Escravizado por mais de 40 anos, Henson foi um nome muito importante na luta contra a escravidão. Sabe-se que ele, um homem negro, resgatou mais de 118 escravos, incluindo seu próprio irmão.  

Além disso, também ajudou a construir um assentamento de homens livres para 500 pessoas, chamado Dawn — que ficou conhecido como uma das últimas paradas na Estrada de Ferro Subterrânea.  

Escravidão, punição e sofrimento 

Nascido por volta de 1789, perto de Port Tobacco, em Maryland, nos Estados Unidos, Josiah conviveu desde sempre com a escravidão contra seu povo. Tanto é que uma de suas primeiras memórias é a de seu pai sendo chicoteado.  

Conforme relata o The Guardian, o homem também teve sua orelha cortada antes de ser vendido. A punição foi dada por ele ter agredido um homem branco que tentava estuprar sua esposa. Como resposta, jamais foi visto por sua família novamente.  

O desencontro com sua mãe também foi outro ponto marcante em sua vida. Ainda jovem, Henson foi vendido a um traficante de crianças. Porém, por sorte, se é que podemos chamar assim, acabou adoecendo, e logo o traficante ofereceu o menino de volta ao dono de sua mãe, um ferreiro alcoólatra chamado Isaac Riley.  

O preço sugerido era impossível de ser recusado: caso o menino viesse a morrer, Isaac não pagaria nada. Caso Josiah sobrevivesse, ele deveria apenas algum trabalho de ferradura. O menino não apenas passou por tudo isso como, posteriormente, ocupou o cargo de superintendente da fazenda e homem de mercado de Riley na capital do país.  

Lá, conviveu com membros da alta classe americana, como advogados, empresários e até ministros metodistas. Inclusive, foi um deles que ensinou a pregar e o ajudou a arrecadar fundos para comprar sua liberdade.  

Josiah e sua esposa/ Crédito: Arquivo Público

Porém, tudo na sua vida que parecia ser fácil, era permeada por momentos de superação. Em certa ocasião, Isaac enganou Josiah, lhe pedindo para ir até Kentucky, onde se encontraria com o irmão de seu dono.  
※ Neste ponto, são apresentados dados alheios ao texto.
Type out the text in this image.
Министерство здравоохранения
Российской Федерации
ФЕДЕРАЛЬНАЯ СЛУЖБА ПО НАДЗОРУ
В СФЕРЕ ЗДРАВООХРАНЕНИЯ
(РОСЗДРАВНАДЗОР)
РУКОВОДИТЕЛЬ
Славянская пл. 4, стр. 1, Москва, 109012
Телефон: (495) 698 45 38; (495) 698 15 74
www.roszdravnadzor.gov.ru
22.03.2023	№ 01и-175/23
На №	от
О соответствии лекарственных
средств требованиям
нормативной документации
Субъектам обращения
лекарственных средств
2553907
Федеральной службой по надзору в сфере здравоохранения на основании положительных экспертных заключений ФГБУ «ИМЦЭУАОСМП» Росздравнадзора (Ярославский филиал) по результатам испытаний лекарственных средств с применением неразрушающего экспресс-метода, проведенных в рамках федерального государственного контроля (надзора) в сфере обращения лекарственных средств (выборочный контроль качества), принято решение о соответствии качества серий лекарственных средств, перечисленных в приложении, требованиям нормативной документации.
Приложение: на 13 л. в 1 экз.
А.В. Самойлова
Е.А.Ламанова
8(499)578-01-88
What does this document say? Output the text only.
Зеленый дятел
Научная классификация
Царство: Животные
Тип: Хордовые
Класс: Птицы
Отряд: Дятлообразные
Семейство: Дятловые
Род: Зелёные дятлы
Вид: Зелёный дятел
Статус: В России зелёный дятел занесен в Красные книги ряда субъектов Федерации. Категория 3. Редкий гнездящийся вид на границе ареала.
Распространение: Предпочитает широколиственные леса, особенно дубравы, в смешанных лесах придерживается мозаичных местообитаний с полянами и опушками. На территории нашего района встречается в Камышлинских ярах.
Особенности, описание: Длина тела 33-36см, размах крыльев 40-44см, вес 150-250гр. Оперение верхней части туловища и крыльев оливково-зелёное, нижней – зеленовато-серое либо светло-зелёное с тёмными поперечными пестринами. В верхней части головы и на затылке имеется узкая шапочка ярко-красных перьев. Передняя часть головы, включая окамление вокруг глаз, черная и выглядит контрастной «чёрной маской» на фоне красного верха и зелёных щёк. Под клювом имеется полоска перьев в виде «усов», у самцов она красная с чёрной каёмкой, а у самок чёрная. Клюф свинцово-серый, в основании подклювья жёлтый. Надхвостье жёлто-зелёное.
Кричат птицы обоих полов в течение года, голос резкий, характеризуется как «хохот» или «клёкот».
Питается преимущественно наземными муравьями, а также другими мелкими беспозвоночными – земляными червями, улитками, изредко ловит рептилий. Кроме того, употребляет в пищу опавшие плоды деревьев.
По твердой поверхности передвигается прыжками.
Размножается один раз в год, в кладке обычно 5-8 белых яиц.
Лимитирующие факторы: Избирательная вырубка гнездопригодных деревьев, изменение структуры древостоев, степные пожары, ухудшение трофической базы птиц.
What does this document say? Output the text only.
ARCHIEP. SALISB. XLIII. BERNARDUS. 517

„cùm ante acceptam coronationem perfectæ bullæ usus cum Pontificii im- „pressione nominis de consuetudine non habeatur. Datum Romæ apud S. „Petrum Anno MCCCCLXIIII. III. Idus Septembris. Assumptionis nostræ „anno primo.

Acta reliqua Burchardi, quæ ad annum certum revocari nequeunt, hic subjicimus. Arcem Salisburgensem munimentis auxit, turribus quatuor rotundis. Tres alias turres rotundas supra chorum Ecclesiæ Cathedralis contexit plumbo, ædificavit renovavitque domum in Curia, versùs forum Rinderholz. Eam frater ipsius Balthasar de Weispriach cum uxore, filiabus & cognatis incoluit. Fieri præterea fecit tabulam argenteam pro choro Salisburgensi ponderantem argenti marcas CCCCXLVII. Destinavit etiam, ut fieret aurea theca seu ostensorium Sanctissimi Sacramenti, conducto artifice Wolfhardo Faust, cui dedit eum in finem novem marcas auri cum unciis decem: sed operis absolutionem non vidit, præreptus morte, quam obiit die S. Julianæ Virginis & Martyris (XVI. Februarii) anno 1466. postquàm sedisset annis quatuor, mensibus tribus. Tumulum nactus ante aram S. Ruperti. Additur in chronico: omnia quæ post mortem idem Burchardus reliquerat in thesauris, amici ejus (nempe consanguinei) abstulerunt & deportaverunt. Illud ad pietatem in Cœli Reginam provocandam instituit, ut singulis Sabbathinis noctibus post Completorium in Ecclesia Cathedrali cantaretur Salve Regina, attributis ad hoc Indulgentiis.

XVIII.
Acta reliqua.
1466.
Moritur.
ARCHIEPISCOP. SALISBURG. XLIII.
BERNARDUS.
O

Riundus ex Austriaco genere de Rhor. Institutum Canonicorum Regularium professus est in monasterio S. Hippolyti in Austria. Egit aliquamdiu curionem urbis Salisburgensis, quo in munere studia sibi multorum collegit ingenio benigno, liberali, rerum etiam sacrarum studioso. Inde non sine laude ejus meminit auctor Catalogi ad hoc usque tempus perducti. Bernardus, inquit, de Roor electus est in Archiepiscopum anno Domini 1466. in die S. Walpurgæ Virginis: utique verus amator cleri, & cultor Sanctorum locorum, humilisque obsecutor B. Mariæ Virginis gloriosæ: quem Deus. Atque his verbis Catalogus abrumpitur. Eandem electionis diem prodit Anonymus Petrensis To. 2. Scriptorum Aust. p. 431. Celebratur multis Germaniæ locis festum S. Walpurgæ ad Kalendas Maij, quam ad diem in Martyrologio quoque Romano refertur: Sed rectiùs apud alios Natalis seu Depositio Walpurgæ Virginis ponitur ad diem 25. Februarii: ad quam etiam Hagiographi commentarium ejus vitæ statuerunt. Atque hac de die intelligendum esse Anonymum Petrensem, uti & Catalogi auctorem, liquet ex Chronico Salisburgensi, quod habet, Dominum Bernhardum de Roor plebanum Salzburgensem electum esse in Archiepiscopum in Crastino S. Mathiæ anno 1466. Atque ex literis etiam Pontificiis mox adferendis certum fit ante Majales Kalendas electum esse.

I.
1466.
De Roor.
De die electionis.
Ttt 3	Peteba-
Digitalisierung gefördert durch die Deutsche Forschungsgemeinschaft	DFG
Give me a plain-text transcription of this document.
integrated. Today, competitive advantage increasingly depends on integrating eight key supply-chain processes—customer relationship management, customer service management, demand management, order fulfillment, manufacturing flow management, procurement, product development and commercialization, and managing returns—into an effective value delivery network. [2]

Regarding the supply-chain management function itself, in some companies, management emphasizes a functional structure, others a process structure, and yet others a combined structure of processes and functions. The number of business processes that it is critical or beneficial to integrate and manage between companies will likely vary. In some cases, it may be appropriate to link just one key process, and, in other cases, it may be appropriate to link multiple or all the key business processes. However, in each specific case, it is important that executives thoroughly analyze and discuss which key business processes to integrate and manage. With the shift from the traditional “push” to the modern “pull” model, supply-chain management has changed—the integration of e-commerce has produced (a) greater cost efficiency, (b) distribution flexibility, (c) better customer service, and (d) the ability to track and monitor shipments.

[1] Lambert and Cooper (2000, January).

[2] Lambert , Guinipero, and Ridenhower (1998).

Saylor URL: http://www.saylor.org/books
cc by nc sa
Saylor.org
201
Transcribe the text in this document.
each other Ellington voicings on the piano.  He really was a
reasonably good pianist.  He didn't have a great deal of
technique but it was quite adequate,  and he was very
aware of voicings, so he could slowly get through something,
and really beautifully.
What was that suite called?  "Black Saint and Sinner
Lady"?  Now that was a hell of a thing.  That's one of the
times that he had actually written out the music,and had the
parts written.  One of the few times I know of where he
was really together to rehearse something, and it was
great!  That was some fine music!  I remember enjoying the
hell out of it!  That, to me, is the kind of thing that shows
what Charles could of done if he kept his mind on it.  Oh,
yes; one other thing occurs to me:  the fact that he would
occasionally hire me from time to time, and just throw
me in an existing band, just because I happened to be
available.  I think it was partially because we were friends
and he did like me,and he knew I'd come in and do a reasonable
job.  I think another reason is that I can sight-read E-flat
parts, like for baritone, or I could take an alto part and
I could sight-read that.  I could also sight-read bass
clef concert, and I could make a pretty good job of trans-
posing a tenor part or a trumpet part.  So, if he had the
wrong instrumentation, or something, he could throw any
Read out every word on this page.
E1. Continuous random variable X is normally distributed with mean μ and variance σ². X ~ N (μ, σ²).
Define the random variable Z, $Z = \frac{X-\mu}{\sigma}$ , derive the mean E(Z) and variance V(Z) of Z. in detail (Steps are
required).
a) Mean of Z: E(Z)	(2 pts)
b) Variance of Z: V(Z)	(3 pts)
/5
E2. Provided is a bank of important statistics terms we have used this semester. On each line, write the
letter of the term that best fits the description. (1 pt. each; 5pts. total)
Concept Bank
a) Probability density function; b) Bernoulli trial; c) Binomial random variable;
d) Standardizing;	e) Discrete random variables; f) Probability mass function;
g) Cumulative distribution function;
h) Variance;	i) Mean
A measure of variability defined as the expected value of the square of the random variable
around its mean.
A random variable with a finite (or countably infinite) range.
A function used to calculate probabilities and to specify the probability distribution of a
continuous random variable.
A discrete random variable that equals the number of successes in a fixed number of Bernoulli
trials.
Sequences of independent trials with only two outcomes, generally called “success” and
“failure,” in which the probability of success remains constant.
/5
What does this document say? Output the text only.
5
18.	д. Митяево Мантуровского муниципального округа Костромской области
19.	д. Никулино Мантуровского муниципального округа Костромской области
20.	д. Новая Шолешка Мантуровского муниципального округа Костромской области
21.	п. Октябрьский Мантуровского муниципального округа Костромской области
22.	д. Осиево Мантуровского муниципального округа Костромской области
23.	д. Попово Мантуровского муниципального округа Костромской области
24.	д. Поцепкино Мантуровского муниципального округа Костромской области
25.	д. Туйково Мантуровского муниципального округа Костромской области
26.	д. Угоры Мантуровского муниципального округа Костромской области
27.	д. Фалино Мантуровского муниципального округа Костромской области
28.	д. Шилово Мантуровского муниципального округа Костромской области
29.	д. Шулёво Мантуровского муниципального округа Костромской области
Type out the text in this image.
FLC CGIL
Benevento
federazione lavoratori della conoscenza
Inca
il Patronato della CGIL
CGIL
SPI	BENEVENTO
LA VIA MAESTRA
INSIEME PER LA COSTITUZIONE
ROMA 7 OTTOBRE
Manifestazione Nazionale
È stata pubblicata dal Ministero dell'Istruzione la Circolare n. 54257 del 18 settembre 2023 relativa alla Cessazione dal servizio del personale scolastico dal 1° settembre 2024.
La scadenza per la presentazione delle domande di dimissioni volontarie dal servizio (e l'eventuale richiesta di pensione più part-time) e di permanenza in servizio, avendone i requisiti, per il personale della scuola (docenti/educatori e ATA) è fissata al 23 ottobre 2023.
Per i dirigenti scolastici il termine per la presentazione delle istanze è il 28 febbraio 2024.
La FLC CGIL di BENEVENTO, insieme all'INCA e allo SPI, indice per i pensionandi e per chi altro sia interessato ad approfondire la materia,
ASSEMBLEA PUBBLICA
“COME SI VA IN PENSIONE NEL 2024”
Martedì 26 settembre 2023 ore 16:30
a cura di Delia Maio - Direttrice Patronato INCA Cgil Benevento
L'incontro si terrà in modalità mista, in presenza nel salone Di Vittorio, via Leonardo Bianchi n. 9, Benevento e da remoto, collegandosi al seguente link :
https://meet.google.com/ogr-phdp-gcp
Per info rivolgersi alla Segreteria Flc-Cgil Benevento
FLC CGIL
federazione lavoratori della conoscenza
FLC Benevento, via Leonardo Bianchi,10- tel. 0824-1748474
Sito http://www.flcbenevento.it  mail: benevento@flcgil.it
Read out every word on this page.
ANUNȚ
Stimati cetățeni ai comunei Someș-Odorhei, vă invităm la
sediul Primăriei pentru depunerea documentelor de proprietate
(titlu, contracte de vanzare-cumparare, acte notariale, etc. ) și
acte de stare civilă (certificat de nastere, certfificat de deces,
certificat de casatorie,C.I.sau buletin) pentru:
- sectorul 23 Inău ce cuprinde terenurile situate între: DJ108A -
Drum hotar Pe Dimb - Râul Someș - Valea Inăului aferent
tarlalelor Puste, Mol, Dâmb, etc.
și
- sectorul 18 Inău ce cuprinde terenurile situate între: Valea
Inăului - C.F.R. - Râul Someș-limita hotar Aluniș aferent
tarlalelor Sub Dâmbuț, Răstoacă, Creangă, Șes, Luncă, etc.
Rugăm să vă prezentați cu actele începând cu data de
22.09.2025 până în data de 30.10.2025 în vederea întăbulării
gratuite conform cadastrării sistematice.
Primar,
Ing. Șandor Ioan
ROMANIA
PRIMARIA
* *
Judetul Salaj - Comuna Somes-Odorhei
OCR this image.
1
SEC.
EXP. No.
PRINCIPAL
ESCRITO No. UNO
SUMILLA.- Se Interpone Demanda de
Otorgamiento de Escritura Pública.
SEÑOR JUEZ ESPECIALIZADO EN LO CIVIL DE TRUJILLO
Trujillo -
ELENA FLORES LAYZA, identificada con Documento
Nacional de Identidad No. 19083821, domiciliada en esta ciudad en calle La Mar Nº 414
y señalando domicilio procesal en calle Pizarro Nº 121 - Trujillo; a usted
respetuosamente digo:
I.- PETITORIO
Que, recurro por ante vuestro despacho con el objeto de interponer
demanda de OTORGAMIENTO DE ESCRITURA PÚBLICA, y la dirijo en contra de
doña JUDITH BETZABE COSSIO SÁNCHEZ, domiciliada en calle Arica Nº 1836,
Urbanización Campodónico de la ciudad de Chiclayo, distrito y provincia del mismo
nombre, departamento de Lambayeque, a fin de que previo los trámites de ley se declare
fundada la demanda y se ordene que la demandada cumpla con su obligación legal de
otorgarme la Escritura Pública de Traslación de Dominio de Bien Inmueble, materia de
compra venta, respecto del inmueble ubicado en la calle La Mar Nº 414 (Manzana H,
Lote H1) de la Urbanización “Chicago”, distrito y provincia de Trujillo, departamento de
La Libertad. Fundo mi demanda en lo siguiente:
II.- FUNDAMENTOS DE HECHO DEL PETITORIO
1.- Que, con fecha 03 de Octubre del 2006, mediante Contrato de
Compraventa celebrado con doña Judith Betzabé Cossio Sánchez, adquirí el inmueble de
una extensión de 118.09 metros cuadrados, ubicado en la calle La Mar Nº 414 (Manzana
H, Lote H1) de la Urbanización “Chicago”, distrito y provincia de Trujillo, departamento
Porém, a ideia de Amos era vendê-lo para o Sul, assim como foi com seu pai. Mas uma incrível reviravolta mudou tudo. Tudo começou quando Amos Jr., sobrinho de Riley, que havia sido encarregado de vender o escravo, contraiu malária. Ao invés de deixar o jovem morrer, ele o carregou até um navio a vapor que voltaria para o Norte.  

Liberdade? 

Em 1830, Henson fugiu de Kentucky junto a sua esposa e seus quatro filhos. Juntos, percorreram mais de 950 quilômetros a pé até a fronteira com o Canadá. Ao chegarem até o rio Niágara, um gentil capitão escocês, conforme conta Henson em sua autobiografia, perguntou se ele seria um bom homem em sua nova terra e pagou sua viagem até o país vizinho. “Sim”, respondeu Josiah, “vou usar bem minha liberdade”. 

E foi justamente isso que fez, ao invés de aproveitar de suas virtudes e construir uma vida confortável para ele e sua família, preferiu lutar por igualdade de oportunidades, além de abrigar amigos e familiares que eram ‘contrabandeados”. 

Além disso, construiu igrejas e teve que lutar para não ser preso por apoiar famílias que enviaram seus filhos para lutarem na Guerra Civil. Assim, embarcou em uma turnê de palestras que teve quase 100 paradas. Nelas, arrecadava fundos para sua causa, que era apoiada por filantropos cristãos britânicos e alguns americanos.  

Com o dinheiro, construiu um assentamento para refugiados afro-americanos e também arrecadou fundos para empresas sociais negras. Josiah, até mesmo, construiu uma escola sem segregação, algo inimaginável para um país que só superaria as leis Jim Crow quase um século depois, na década de 1960. 

Represália contra Harriet 

Após a publicação de seu livro, Stowe teve de enfrentar a rápida e violenta reação de autores, colunistas e críticos que, ao tentarem defender seus ideais românticos e cavalheirescos do Sul, contra um suposto ataque ianque, argumentaram que a obra da autora não passava de uma 'propaganda barata'.  

Como resposta, ela publicou “Uma Chave para a Cabana do Pai Tomás”, onde nomeia todas as pessoas reais que a inspiraram, como sr.Haley, George Harris, Eliza e Simon Legree.

Sobre o protagonista, ela escreveu: “O personagem de Pai Tomás foi objetado como improvável; e ainda assim, o leitor recebeu mais confirmações desse personagem, e de uma grande variedade de fontes, do que de qualquer outro no livro”.  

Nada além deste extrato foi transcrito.